Outro dia eu estava saindo pra almoçar, sozinha.
A saída do prédio onde trabalho é bem ampla e tinha um homem olhando a rua e as pessoas passando. Mais alto que eu, ele usava óculos, cujas lentes eram largas, para os lados. Essas lentes pareciam armazenar os gestos alheios.
Por um segundo, eu também consegui olhar pelos óculos dele. Em uma fração minúscula de tempo tive uma mini perspectiva do que e como ele enxerga. Para mim, pareceu um pouco embaçado. Desfocado. Esfumaçava.
E fiquei andando e vindo pro almoço pensando.
Como seria a nossa perspectiva de olhar se a gente colocasse a lente dos outros? Se vestíssemos o olhar de alguém?
Claro. É algo que não será possível. Muito utópico e viajante.

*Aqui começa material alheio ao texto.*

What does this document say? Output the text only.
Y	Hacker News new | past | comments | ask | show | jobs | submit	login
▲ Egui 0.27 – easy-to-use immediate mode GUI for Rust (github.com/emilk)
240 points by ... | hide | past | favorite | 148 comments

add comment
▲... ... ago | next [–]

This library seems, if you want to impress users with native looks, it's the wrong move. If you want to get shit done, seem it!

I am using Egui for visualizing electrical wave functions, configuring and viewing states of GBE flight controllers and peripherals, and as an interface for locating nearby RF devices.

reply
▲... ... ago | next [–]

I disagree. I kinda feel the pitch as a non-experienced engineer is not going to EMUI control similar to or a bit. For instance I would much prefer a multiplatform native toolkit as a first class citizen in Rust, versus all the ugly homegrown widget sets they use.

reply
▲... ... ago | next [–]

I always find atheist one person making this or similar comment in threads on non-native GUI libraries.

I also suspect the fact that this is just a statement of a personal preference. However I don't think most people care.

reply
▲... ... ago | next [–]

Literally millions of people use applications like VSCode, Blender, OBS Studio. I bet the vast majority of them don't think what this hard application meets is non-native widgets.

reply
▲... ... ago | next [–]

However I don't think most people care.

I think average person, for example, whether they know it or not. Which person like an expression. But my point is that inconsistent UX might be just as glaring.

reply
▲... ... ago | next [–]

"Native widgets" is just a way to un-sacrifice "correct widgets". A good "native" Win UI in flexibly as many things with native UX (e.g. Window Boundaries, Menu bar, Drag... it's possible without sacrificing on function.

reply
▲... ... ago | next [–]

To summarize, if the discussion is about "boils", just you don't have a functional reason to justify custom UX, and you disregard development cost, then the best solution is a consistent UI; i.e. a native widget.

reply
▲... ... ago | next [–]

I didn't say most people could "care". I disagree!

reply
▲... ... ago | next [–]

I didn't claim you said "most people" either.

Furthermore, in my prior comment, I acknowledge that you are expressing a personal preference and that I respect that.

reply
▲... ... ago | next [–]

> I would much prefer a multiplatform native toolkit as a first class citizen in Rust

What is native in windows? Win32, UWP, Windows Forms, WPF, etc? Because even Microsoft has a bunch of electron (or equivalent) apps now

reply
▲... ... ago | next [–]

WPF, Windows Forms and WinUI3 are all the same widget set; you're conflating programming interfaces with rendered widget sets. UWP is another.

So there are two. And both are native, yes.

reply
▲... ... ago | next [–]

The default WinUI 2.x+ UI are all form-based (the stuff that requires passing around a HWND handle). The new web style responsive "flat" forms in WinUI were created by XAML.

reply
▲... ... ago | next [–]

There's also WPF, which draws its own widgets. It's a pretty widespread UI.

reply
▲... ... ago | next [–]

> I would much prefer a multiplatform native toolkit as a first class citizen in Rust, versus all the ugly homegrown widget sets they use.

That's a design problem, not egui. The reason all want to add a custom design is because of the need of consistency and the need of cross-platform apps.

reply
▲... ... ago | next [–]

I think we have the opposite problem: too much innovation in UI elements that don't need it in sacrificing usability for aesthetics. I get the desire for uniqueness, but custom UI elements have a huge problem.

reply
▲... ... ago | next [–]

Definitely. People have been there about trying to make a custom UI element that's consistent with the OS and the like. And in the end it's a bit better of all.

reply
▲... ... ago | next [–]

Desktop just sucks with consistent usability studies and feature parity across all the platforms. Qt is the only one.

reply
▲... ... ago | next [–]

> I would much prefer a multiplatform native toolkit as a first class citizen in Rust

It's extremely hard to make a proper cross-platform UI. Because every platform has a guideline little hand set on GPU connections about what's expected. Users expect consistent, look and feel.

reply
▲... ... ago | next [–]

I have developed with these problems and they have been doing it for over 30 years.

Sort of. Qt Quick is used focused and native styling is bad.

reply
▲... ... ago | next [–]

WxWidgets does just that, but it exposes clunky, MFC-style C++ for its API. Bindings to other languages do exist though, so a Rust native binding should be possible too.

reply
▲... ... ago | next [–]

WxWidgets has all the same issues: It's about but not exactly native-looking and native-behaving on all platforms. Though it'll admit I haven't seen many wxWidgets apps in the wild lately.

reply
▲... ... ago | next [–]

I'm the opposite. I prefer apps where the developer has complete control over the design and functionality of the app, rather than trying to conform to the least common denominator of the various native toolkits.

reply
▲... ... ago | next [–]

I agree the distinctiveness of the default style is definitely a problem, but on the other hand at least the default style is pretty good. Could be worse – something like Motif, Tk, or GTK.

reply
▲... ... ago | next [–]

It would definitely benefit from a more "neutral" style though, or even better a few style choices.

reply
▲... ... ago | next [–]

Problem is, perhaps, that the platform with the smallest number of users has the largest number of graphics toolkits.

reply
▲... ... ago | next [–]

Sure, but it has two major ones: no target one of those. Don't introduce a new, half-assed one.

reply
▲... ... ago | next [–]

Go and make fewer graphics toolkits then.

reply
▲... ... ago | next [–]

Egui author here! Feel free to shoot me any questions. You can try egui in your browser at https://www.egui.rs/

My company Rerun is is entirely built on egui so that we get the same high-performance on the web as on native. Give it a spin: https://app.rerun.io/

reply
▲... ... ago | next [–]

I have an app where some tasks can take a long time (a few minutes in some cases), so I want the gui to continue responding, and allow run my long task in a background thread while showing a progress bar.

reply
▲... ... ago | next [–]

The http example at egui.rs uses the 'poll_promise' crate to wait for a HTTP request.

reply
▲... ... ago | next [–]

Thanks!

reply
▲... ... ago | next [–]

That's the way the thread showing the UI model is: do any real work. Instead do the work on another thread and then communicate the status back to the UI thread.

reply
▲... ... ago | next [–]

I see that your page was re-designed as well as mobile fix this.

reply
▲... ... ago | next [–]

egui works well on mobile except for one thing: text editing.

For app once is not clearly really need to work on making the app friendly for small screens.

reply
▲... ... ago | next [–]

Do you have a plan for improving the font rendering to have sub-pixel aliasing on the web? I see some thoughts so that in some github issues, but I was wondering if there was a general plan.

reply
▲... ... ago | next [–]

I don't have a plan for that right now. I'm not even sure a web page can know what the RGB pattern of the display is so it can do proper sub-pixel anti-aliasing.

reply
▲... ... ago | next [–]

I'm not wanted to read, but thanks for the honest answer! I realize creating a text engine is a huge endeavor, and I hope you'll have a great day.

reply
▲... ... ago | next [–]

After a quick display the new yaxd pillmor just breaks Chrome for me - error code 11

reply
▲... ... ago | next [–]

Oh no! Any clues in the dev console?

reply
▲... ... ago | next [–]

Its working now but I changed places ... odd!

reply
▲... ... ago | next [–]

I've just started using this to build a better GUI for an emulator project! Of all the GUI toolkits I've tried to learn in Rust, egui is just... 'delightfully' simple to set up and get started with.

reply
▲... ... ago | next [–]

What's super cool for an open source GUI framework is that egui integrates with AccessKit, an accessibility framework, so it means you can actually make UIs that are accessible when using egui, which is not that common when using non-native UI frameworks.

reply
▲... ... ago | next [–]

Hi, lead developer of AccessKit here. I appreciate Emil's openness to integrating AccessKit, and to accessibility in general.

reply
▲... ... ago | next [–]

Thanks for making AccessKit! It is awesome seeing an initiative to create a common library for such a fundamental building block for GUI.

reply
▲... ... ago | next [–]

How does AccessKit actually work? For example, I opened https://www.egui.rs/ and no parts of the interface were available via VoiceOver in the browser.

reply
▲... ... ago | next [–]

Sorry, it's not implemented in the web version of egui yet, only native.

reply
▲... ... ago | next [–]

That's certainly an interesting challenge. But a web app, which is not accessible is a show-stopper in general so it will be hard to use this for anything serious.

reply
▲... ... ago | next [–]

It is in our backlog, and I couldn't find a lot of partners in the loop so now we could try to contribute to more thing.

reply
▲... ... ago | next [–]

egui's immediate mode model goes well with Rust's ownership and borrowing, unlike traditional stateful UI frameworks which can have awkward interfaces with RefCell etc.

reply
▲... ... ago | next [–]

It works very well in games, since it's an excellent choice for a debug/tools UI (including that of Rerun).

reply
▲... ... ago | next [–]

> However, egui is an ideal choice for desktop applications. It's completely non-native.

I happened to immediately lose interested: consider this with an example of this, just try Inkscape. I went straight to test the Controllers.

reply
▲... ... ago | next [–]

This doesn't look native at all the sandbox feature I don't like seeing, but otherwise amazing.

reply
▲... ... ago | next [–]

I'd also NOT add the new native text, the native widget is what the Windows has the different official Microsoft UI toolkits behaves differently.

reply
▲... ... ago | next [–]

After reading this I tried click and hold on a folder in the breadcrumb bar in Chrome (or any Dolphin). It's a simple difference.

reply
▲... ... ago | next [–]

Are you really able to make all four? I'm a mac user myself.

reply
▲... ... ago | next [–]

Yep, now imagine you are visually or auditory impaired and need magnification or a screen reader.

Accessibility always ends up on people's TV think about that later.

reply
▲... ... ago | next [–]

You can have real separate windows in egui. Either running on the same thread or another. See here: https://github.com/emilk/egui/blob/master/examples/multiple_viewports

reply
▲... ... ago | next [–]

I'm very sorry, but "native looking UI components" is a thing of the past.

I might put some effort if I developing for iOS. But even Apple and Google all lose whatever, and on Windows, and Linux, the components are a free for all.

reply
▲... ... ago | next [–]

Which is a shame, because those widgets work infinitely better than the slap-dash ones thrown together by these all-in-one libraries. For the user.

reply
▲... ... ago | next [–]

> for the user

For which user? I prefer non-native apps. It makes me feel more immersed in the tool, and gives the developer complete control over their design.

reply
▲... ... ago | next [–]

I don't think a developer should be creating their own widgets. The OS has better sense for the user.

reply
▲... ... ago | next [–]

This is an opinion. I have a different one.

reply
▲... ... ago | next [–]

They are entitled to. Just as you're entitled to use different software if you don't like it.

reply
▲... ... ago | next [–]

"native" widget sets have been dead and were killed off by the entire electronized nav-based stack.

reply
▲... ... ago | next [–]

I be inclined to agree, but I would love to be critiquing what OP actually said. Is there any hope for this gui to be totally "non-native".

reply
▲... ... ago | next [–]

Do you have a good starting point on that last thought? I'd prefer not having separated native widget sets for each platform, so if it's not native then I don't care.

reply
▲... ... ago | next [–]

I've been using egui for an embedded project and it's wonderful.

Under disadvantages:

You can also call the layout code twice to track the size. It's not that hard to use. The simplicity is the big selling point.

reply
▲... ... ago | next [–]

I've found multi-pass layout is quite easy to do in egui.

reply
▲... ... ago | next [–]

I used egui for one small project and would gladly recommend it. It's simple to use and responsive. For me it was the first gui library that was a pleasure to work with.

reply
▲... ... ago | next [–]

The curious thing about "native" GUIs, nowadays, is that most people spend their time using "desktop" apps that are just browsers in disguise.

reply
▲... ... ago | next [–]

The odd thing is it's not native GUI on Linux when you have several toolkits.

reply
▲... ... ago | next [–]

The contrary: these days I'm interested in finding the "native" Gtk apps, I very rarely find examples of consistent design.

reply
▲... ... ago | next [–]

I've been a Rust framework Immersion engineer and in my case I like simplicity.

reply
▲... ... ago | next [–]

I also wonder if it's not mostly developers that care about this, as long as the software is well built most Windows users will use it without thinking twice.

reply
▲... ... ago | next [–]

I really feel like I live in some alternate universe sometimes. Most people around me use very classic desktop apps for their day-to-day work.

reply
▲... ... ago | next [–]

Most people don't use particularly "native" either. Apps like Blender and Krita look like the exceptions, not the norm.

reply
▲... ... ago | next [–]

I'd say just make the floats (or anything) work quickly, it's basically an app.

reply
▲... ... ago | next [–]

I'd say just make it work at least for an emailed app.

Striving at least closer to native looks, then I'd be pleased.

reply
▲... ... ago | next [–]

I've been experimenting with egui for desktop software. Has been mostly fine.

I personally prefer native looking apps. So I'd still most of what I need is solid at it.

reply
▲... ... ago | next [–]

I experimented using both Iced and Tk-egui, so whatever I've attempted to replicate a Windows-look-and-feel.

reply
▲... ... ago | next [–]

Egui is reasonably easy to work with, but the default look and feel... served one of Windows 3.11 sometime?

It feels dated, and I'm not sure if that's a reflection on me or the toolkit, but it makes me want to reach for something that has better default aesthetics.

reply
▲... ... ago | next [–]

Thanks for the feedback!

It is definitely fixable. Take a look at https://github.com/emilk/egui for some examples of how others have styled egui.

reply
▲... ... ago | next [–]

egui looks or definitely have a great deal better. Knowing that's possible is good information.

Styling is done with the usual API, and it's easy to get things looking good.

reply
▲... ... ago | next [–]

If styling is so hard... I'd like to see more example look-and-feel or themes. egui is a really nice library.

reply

Além de tudo, seria perturbador conseguir adentrar um local natural de defesa do ser humano, o pensamento.
O que o senso comum diz sobre empatia se parece um pouco com isso. Se colocar no lugar do outro. Sentir como o outro sente. Ser empático com e por.
Mas vestir os olhos já é mais complexo. É ter uma perspectiva não-minha. A via alternativa para recusar a vista é o desespero de se cegar como fez Édipo ao apreender a sua própria verdade, que tomou consciência real de que seus atos, voluntários ou involuntários, afetavam frontalmente a existência do outro. Somos mais interligados do que pensamos.
É fácil ter a perspectiva do cônjuge. Do filho. A gente até gostaria um pouco de colocar os olhos do filho na gente. É o igual. É o pretensamente criado à nossa imagem e semelhança. Esses seriam os olhos de um lugar seguro.
E o que dizer de vestir os olhos do diferente? Do malfeitor? Do assassino? Do pedófilo? Ou do depressivo? Como seria a experiência de despovoar a zona de conforto e tentar sangrar por novas experiências?
Chama um pouco a minha atenção às pessoas que usam óculos escuros. Eles não têm colírio. Penso nisso como uma blindagem, um insulfilm para carros. É a colocação dos próprios olhos no terreno do egoísmo. É privar do outro a chance de dividir o olhar de mundo.